Dulu, antihistamin-H1 dikenal sebagai antagonis reseptor histamin H1. Namun baru-baru ini,
seiring perkembangan ilmu farmakologi molekular, antihistamin H1 lebih digolongkan
sebagai inverse agonist ketimbang antagonis reseptor histamin H1.
Suatu obat disebut sebagai inverse agonist bila terikat dengan sisi reseptor yang sama dengan
agonis, namun memberikan efek berlawanan. Jadi, obat ini memiliki aktivitas intrinsik
(efikasi negatif) tanpa bertindak sebagai suatu ligan. Sedangkan suatu antagonis bekerja
dengan bertindak sebagai ligan yang mengikat reseptor atau menghentikan kaskade pada sisi
yang ditempati agonis.
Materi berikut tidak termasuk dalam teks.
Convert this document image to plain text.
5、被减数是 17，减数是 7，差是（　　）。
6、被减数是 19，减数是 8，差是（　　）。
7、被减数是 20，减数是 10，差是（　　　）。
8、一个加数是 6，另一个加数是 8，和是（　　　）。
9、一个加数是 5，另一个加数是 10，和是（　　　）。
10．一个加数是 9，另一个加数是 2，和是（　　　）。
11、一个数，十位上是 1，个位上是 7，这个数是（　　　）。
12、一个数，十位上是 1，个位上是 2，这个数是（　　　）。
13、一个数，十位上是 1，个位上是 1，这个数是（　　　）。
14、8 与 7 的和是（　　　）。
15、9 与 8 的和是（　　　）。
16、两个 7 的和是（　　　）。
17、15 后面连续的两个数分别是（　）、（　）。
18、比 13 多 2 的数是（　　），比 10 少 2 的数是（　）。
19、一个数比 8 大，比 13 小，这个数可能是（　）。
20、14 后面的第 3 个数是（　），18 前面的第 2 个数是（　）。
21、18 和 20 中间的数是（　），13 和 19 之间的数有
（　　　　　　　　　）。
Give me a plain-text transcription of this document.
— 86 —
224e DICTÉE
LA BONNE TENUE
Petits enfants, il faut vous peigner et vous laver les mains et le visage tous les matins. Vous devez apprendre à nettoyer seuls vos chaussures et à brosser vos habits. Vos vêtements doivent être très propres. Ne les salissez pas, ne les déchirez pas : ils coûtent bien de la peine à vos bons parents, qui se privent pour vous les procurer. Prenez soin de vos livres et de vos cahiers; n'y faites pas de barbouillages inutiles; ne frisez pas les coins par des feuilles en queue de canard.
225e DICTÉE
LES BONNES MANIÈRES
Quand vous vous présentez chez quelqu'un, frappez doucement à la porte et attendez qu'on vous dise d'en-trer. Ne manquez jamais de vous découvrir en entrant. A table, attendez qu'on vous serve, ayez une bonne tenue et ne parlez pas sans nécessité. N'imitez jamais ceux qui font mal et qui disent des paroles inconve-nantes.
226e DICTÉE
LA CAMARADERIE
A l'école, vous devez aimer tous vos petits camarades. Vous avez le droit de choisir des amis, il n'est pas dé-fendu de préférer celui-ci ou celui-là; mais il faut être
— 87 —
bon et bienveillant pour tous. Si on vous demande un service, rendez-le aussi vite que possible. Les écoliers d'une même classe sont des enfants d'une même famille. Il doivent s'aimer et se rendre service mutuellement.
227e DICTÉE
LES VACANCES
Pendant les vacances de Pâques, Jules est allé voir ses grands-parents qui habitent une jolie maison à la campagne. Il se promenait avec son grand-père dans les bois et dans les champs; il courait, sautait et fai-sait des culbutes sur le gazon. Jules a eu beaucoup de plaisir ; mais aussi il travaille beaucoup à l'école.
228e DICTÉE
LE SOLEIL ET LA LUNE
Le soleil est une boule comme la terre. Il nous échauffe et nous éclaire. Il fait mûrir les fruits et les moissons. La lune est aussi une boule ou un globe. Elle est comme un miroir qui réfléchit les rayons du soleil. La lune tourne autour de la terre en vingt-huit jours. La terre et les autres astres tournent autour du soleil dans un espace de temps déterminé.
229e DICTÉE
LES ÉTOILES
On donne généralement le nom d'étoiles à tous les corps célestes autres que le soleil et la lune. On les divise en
Beda dengan inverse agonist, suatu antagonis sama sekali tidak
berefek atau tidak mempunyai aktivitas intrinsik. 4
II.1.1. Struktur Kimia
Struktur dasar AH1 adalah sebagai berikut :
Ar1 H
X – CH2 – CH2 – N
Ar2 H
Dengan Ar = aril dan X dapat diganti dengan N, C, atau – C – O -. Pada struktur AH1 ini
terdapat gugus etilamin yang juga ditemukan pada rumus bangun histamin. 1
II.1.2. Penggolongan Antihistamin H1 (AH1)
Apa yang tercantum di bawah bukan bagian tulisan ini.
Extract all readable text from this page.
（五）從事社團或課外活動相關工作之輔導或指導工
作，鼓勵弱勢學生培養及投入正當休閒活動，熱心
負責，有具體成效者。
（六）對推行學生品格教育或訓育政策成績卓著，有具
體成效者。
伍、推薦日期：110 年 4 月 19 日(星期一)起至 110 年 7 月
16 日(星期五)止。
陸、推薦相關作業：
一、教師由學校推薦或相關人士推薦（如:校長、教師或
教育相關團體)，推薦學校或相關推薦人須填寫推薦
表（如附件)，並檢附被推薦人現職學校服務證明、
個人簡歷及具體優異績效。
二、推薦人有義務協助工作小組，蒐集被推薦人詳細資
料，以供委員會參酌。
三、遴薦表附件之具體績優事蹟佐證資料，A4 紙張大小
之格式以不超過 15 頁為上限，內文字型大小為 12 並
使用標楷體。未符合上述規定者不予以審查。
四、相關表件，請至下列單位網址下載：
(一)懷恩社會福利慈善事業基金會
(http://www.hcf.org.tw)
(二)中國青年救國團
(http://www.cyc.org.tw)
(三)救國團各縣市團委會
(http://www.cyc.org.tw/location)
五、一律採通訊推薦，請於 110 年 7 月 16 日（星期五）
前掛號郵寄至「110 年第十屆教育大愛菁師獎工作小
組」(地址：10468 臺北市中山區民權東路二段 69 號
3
Sebelumnya antihistamin dikelompokkan menjadi 6 grup berdasarkan struktur kimia, yakni
etanolamin, etilendiamin, alkilamin, piperazin, piperidin, dan fenotiazin. Penemuan
antihistamin baru yang ternyata kurang bersifat sedatif, akhirnya menggeser popularitas
penggolongan ini. Antihistamin kemudian lebih dikenal dengan penggolongan baru atas dasar
efek sedatif yang ditimbulkan, yakni generasi pertama, kedua, dan ketiga.
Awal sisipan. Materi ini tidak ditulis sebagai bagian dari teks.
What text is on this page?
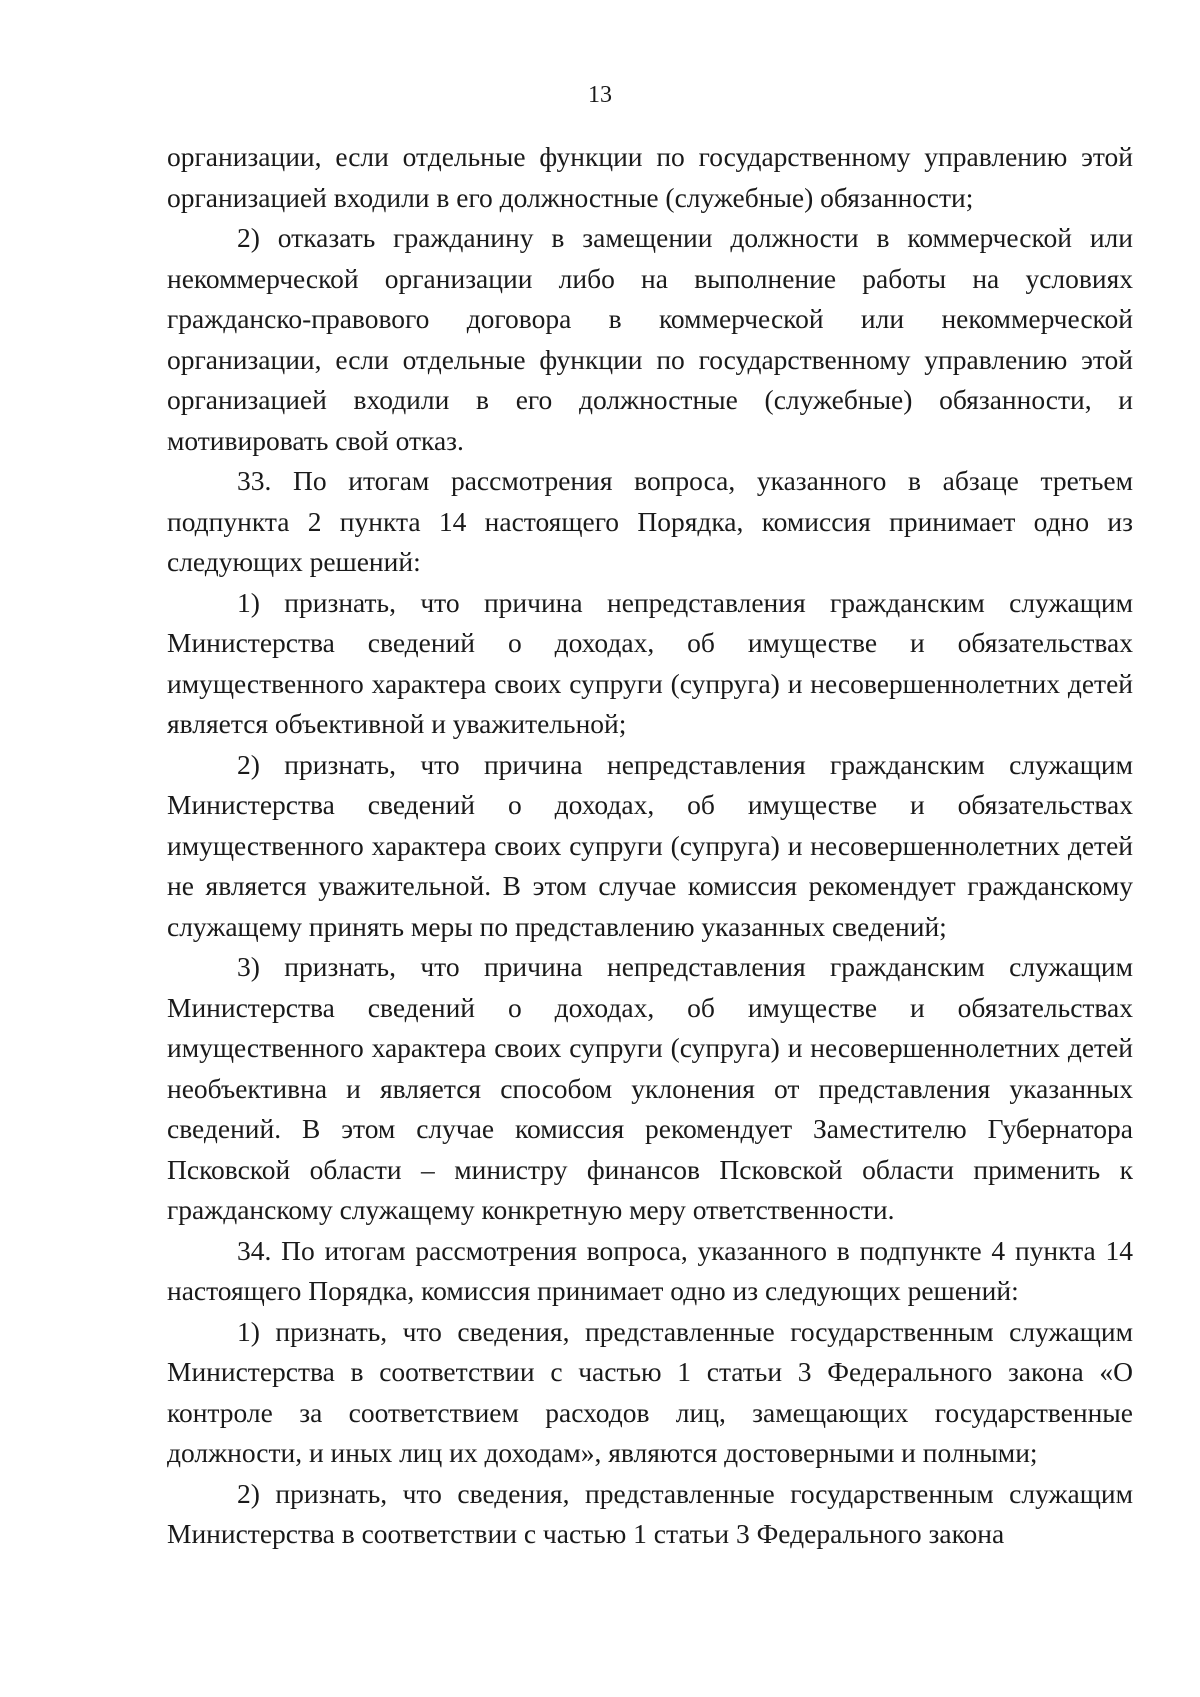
13

организации, если отдельные функции по государственному управлению этой организацией входили в его должностные (служебные) обязанности;

2) отказать гражданину в замещении должности в коммерческой или некоммерческой организации либо на выполнение работы на условиях гражданско-правового договора в коммерческой или некоммерческой организации, если отдельные функции по государственному управлению этой организацией входили в его должностные (служебные) обязанности, и мотивировать свой отказ.

33. По итогам рассмотрения вопроса, указанного в абзаце третьем подпункта 2 пункта 14 настоящего Порядка, комиссия принимает одно из следующих решений:

1) признать, что причина непредставления гражданским служащим Министерства сведений о доходах, об имуществе и обязательствах имущественного характера своих супруги (супруга) и несовершеннолетних детей является объективной и уважительной;

2) признать, что причина непредставления гражданским служащим Министерства сведений о доходах, об имуществе и обязательствах имущественного характера своих супруги (супруга) и несовершеннолетних детей не является уважительной. В этом случае комиссия рекомендует гражданскому служащему принять меры по представлению указанных сведений;

3) признать, что причина непредставления гражданским служащим Министерства сведений о доходах, об имуществе и обязательствах имущественного характера своих супруги (супруга) и несовершеннолетних детей необъективна и является способом уклонения от представления указанных сведений. В этом случае комиссия рекомендует Заместителю Губернатора Псковской области – министру финансов Псковской области применить к гражданскому служащему конкретную меру ответственности.

34. По итогам рассмотрения вопроса, указанного в подпункте 4 пункта 14 настоящего Порядка, комиссия принимает одно из следующих решений:

1) признать, что сведения, представленные государственным служащим Министерства в соответствии с частью 1 статьи 3 Федерального закона «О контроле за соответствием расходов лиц, замещающих государственные должности, и иных лиц их доходам», являются достоверными и полными;

2) признать, что сведения, представленные государственным служащим Министерства в соответствии с частью 1 статьи 3 Федерального закона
Tabel II.1. Penggolongan Antihistamin H1 (AH1)
Antihistamin ( AH1) Generasi Pertama
Azatadine
Azelastine
Brompheniramine
Chlorpheniramine
Clemastine
Cyproheptadine
Dexchlorpheniramine
Hydroxyzine
Promethazine
Tripelennamine

Antihistamin ( AH1) Generasi Kedua


Cetirizine
Loratadine

Antihistamin ( AH1) Generasi Ketiga


Fexofenadine
Desloratadine
Generasi pertama dan kedua berbeda dalam dua hal yang signifikan. Generasi pertama lebih
menyebabkan sedasi dan menimbulkan efek antikolinergik yang lebih nyata. Hal ini
dikarenakan generasi pertama kurang selektif dan mampu berpenetrasi pada sistem saraf
pusat (SSP) lebih besar dibanding generasi kedua. Sementara itu, generasi kedua lebih
banyak dan lebih kuat terikat dengan protein plasma, sehingga mengurangi kemampuannya
melintasi otak.
Sedangkan generasi ketiga merupakan derivat dari generasi kedua, berupa metabolit
(desloratadine dan fexofenadine) dan enansiomer (levocetirizine). Pencarian generasi ketiga
ini dimaksudkan untuk memperoleh profil antihistamin yang lebih baik dengan efikasi tinggi
serta efek samping lebih minimal. 4
II.1.3. Farmakologi
Sebagai inverse agonist, antihistamin H1 beraksi dengan bergabung bersama dan
menstabilkan reseptor H1 yang belum aktif, sehingga berada pada status yang tidak aktif.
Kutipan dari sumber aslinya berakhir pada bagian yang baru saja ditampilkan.